Он поднял руку, чтобы поправить мятый воротничок халата. И вдруг его грудь, как ножевой удар, пронзила нестерпимая боль, от левого соска наискосок сверху вниз до лопатки…
Ивану Ивановичу Чурьянову снился странный сон. Он едет на вызов, но не на машине, в санях, причем сам правит лошадью. Рядом лежит закутанная в тулуп женщина. Вороной конь бойко бежит рысью по укатанной зимней дороге. Кругом ни огонька, лишь высокие, почти в человеческий рост синие сугробы. Уже глубокие сумерки, до темноты он должен успеть. Внезапно посреди дороги возникает ярко освещенное, словно в праздничных огнях, здание. Это больница. Он не опоздал и облегченно вздыхает. Над белой дверью прибит внушительный, как старинный фонарь, колокол из красноватой благородной меди со свисающим кожаным шнуром. Он несколько раз дергает за шнур, колокол гудит, разрывая плотный морозный воздух.
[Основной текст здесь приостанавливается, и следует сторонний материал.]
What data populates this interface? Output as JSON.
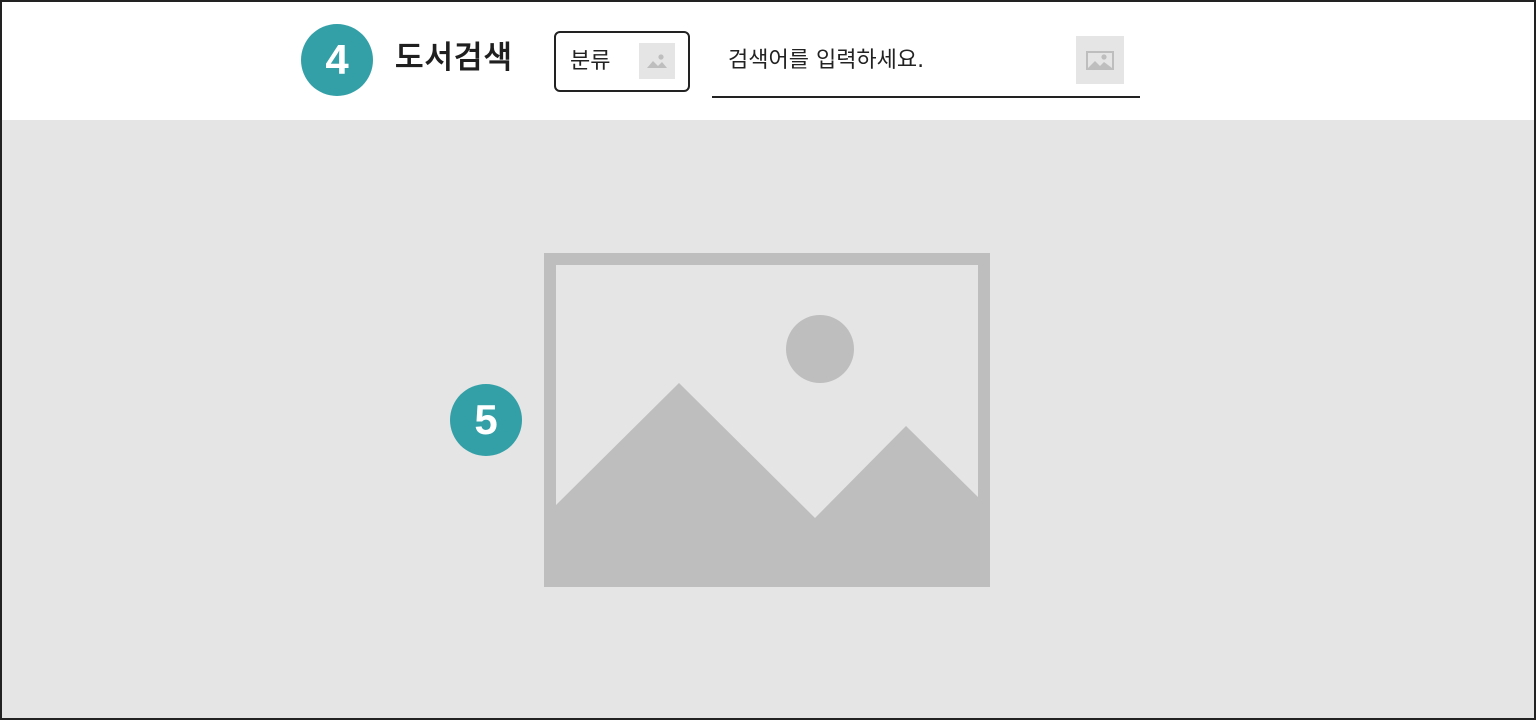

Вдруг огни в здании разом гаснут. Шнурок в его руке раскачивается все сильнее, а звук, наоборот, слабеет. Он бьет ладонями по мертвому металлу, оледеневшими ногами стучит в дверь. Ни звука в ответ. Запоры крепки, и острое чувство отчаянья охватывает его. Он оглядывается и видит, что женщина, отбросив тулуп, выходит из саней. Это совсем юная девушка, в темно-зеленом пальто. Легко и беззаботно, ступая босыми ногами по искрящемуся голубоватому снегу, она подходит к двери, уверенно толкает ее рукой. Створки распахиваются, словно от волшебного прикосновения. Они проходят в просторную, светлую комнату. Это действительно больница. За столом двое мужчин в белых халатах играют в шахматы. Девушка протягивает к ним руки. Один из врачей, молодой красивый парень, встает и молча, уходит. Во втором шахматисте Иван Иванович узнает Южакова.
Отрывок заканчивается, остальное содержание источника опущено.